Dal suono al profumo. 
Tocca poi ad un’attraente  fanciulla in rosso vinaccia (Giusy De Rienzo), tra petali di fiori, essenze di frutta ed aromi dei più vari, comporre in diversi  calici, dopo aver pestato gli ingredienti in un mortaio, il succo amabile delle diverse qualità di vino, che porge di volta in volta all’odorato degli spettatori. Ma l’amabile sacerdotessa in un attimo si trasforma in strega, e rivela  la parte più nascosta di sé, tra i fumi dell’alcool. E compone non vino, ma aceto.

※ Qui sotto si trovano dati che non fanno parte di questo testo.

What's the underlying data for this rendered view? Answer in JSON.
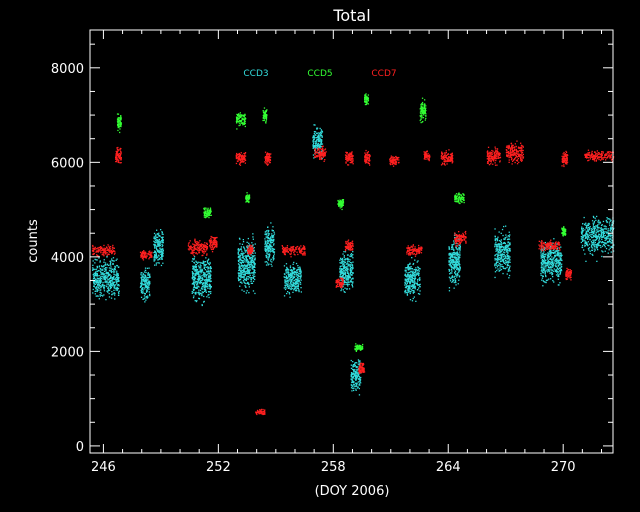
{
  "chart_data": {
    "type": "scatter",
    "title": "Total",
    "xlabel": "(DOY 2006)",
    "ylabel": "counts",
    "xlim": [
      245.3,
      272.6
    ],
    "ylim": [
      -150,
      8800
    ],
    "x_ticks": [
      246,
      252,
      258,
      264,
      270
    ],
    "y_ticks": [
      0,
      2000,
      4000,
      6000,
      8000
    ],
    "legend_position": "top-center",
    "series": [
      {
        "name": "CCD3",
        "color": "#33dddd",
        "clusters": [
          {
            "x": [
              245.4,
              246.8
            ],
            "y": [
              3000,
              4100
            ]
          },
          {
            "x": [
              247.9,
              248.4
            ],
            "y": [
              3000,
              3900
            ]
          },
          {
            "x": [
              248.6,
              249.1
            ],
            "y": [
              3700,
              4800
            ]
          },
          {
            "x": [
              250.6,
              251.6
            ],
            "y": [
              2900,
              4200
            ]
          },
          {
            "x": [
              253.0,
              253.9
            ],
            "y": [
              3100,
              4600
            ]
          },
          {
            "x": [
              254.4,
              254.9
            ],
            "y": [
              3700,
              4800
            ]
          },
          {
            "x": [
              255.4,
              256.3
            ],
            "y": [
              3100,
              4000
            ]
          },
          {
            "x": [
              256.9,
              257.4
            ],
            "y": [
              6000,
              6900
            ]
          },
          {
            "x": [
              258.3,
              259.0
            ],
            "y": [
              3100,
              4300
            ]
          },
          {
            "x": [
              258.9,
              259.4
            ],
            "y": [
              1000,
              2000
            ]
          },
          {
            "x": [
              261.7,
              262.5
            ],
            "y": [
              3000,
              4100
            ]
          },
          {
            "x": [
              264.0,
              264.6
            ],
            "y": [
              3200,
              4600
            ]
          },
          {
            "x": [
              266.4,
              267.2
            ],
            "y": [
              3500,
              4700
            ]
          },
          {
            "x": [
              268.8,
              269.9
            ],
            "y": [
              3300,
              4500
            ]
          },
          {
            "x": [
              270.9,
              272.6
            ],
            "y": [
              3900,
              5000
            ]
          }
        ]
      },
      {
        "name": "CCD5",
        "color": "#33ff33",
        "clusters": [
          {
            "x": [
              246.7,
              246.9
            ],
            "y": [
              6600,
              7100
            ]
          },
          {
            "x": [
              251.2,
              251.6
            ],
            "y": [
              4800,
              5100
            ]
          },
          {
            "x": [
              252.9,
              253.4
            ],
            "y": [
              6700,
              7100
            ]
          },
          {
            "x": [
              253.4,
              253.6
            ],
            "y": [
              5100,
              5400
            ]
          },
          {
            "x": [
              254.3,
              254.5
            ],
            "y": [
              6800,
              7200
            ]
          },
          {
            "x": [
              258.2,
              258.5
            ],
            "y": [
              5000,
              5300
            ]
          },
          {
            "x": [
              259.1,
              259.5
            ],
            "y": [
              2000,
              2200
            ]
          },
          {
            "x": [
              259.6,
              259.8
            ],
            "y": [
              7200,
              7500
            ]
          },
          {
            "x": [
              262.5,
              262.8
            ],
            "y": [
              6800,
              7400
            ]
          },
          {
            "x": [
              264.3,
              264.8
            ],
            "y": [
              5100,
              5400
            ]
          },
          {
            "x": [
              269.9,
              270.1
            ],
            "y": [
              4400,
              4700
            ]
          }
        ]
      },
      {
        "name": "CCD7",
        "color": "#ff2020",
        "clusters": [
          {
            "x": [
              245.4,
              246.6
            ],
            "y": [
              4000,
              4300
            ]
          },
          {
            "x": [
              246.6,
              246.9
            ],
            "y": [
              5900,
              6400
            ]
          },
          {
            "x": [
              247.9,
              248.5
            ],
            "y": [
              3900,
              4200
            ]
          },
          {
            "x": [
              250.4,
              251.4
            ],
            "y": [
              4000,
              4400
            ]
          },
          {
            "x": [
              251.5,
              251.9
            ],
            "y": [
              4100,
              4500
            ]
          },
          {
            "x": [
              252.9,
              253.4
            ],
            "y": [
              5900,
              6300
            ]
          },
          {
            "x": [
              253.5,
              253.8
            ],
            "y": [
              4000,
              4300
            ]
          },
          {
            "x": [
              253.9,
              254.4
            ],
            "y": [
              650,
              800
            ]
          },
          {
            "x": [
              254.4,
              254.7
            ],
            "y": [
              5900,
              6300
            ]
          },
          {
            "x": [
              255.3,
              256.5
            ],
            "y": [
              4000,
              4300
            ]
          },
          {
            "x": [
              257.0,
              257.6
            ],
            "y": [
              6000,
              6400
            ]
          },
          {
            "x": [
              258.1,
              258.5
            ],
            "y": [
              3300,
              3600
            ]
          },
          {
            "x": [
              258.6,
              259.0
            ],
            "y": [
              4100,
              4400
            ]
          },
          {
            "x": [
              258.6,
              259.0
            ],
            "y": [
              5900,
              6300
            ]
          },
          {
            "x": [
              259.3,
              259.6
            ],
            "y": [
              1500,
              1800
            ]
          },
          {
            "x": [
              259.6,
              259.9
            ],
            "y": [
              5900,
              6300
            ]
          },
          {
            "x": [
              260.9,
              261.4
            ],
            "y": [
              5900,
              6200
            ]
          },
          {
            "x": [
              261.8,
              262.6
            ],
            "y": [
              4000,
              4300
            ]
          },
          {
            "x": [
              262.7,
              263.0
            ],
            "y": [
              6000,
              6300
            ]
          },
          {
            "x": [
              263.6,
              264.2
            ],
            "y": [
              5900,
              6300
            ]
          },
          {
            "x": [
              264.3,
              264.9
            ],
            "y": [
              4200,
              4600
            ]
          },
          {
            "x": [
              266.0,
              266.7
            ],
            "y": [
              5900,
              6400
            ]
          },
          {
            "x": [
              267.0,
              267.9
            ],
            "y": [
              5900,
              6500
            ]
          },
          {
            "x": [
              268.7,
              269.8
            ],
            "y": [
              4100,
              4400
            ]
          },
          {
            "x": [
              269.9,
              270.2
            ],
            "y": [
              5900,
              6300
            ]
          },
          {
            "x": [
              270.1,
              270.4
            ],
            "y": [
              3500,
              3800
            ]
          },
          {
            "x": [
              271.1,
              272.6
            ],
            "y": [
              6000,
              6300
            ]
          }
        ]
      }
    ]
  }
}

Come fosse facile, ottenere il vino…Ci vuole fatica, altroché, quella che ogni giorno, per un tempo che si direbbe infinito, chi lo produce deve compiere per giungere al  massimo risultato. Lo sa chi pigia (Newton Fusco), come si faceva una volta, l’uva nei tini e poi attende che fermenti e si trasformi da acino in succo. Sì, ma “ ‘o profum’ d’’a fatica t’o scuord’”, quando sei preso nell’opera, anzi “quando fai il vino tuo, non la senti proprio!”.
C’è tempo, infine, per lasciarsi rapire da un’altra suggestione: stavolta è il vino stesso a parlare, a raccontare la danza sublime, un tango, naturalmente, e non c’è altro per sedurre, e la gioia immensa che compie nello scendere nella gola di un uomo sfinito, e ridargli le forze. Meglio che il freddo delle cantine, il caldo avvolgente del corpo umano.

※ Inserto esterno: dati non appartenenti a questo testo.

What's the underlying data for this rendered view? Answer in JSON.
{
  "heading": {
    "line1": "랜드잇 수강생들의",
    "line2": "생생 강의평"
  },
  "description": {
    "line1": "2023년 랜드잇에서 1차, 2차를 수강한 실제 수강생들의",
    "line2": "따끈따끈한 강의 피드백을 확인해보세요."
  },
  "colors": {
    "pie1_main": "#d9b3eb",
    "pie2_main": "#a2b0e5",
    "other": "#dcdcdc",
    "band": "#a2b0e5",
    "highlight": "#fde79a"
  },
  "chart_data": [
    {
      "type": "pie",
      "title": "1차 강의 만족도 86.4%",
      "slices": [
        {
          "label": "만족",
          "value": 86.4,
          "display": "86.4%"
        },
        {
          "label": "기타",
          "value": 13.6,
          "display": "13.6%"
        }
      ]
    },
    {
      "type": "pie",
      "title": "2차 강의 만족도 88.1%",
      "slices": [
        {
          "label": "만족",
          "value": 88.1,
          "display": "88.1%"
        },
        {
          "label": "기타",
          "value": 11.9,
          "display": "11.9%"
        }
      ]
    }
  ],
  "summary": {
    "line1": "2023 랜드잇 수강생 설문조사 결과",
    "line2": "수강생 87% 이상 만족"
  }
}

“Un buon sorso di vino e la vita cambia. Perché il vino è come musica – conclude Vinicio – e il suo ritmo può essere piano, adagio, lento e forte e legarsi a differenti melodie di altrettanti autori, che lo caratterizzano.”

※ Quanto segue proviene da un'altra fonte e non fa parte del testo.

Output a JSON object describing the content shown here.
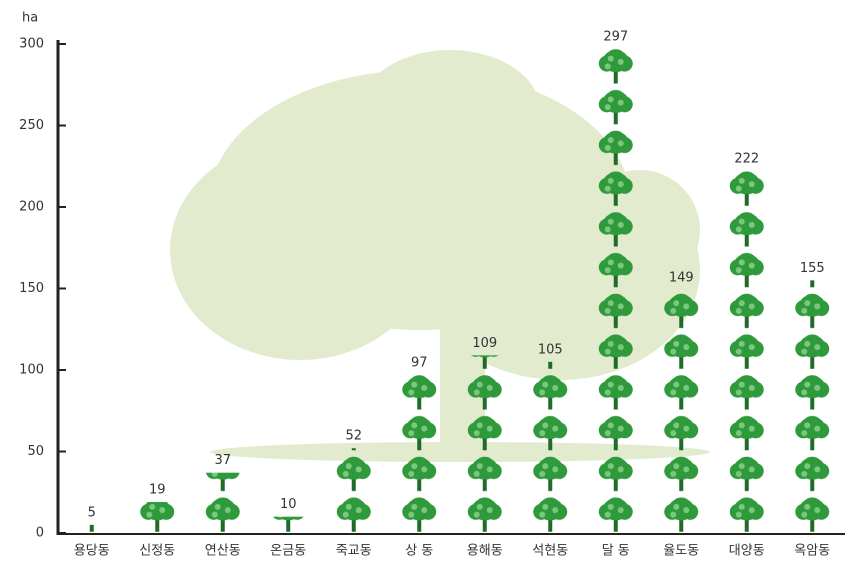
{
  "chart_data": {
    "type": "pictograph",
    "y_label": "ha",
    "categories": [
      "용당동",
      "신정동",
      "연산동",
      "온금동",
      "죽교동",
      "상 동",
      "용해동",
      "석현동",
      "달 동",
      "율도동",
      "대양동",
      "옥암동"
    ],
    "values": [
      5,
      19,
      37,
      10,
      52,
      97,
      109,
      105,
      297,
      149,
      222,
      155
    ],
    "color": "#2f9a3c",
    "ylim": [
      0,
      300
    ],
    "yticks": [
      0,
      50,
      100,
      150,
      200,
      250,
      300
    ]
  }
}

Tutto è compiuto, non resta che gustare insieme, infine, seduti su panche bianche nel buio, lo splendido umore rosso. “Bevilo tutto, bevilo qua”, esortano gli attori, offrendo i calici agli spettatori, in un “baccanale” conclusivo, in cui c’è spazio per aneddoti, battute, risate, canti allegri e tristi e per il brindisi più famoso: “Aiza aiza aiza, acala acala acala, accosta accosta accosta, ‘a saluta nostra…”   
Uno spettacolo che è stato davvero un’apprezzatissima  “chicca”, che rivela uno studio attento dei particolari, e una cura speciale, dalla  scelta delle musiche a quella dei testi, alla sapienza delle interpretazioni, in cui ciascun elemento contribuisce e partecipa al risultato finale ed è inscindibile dagli altri. Applausi convinti e la speranza di poterlo rivedere presto in scena.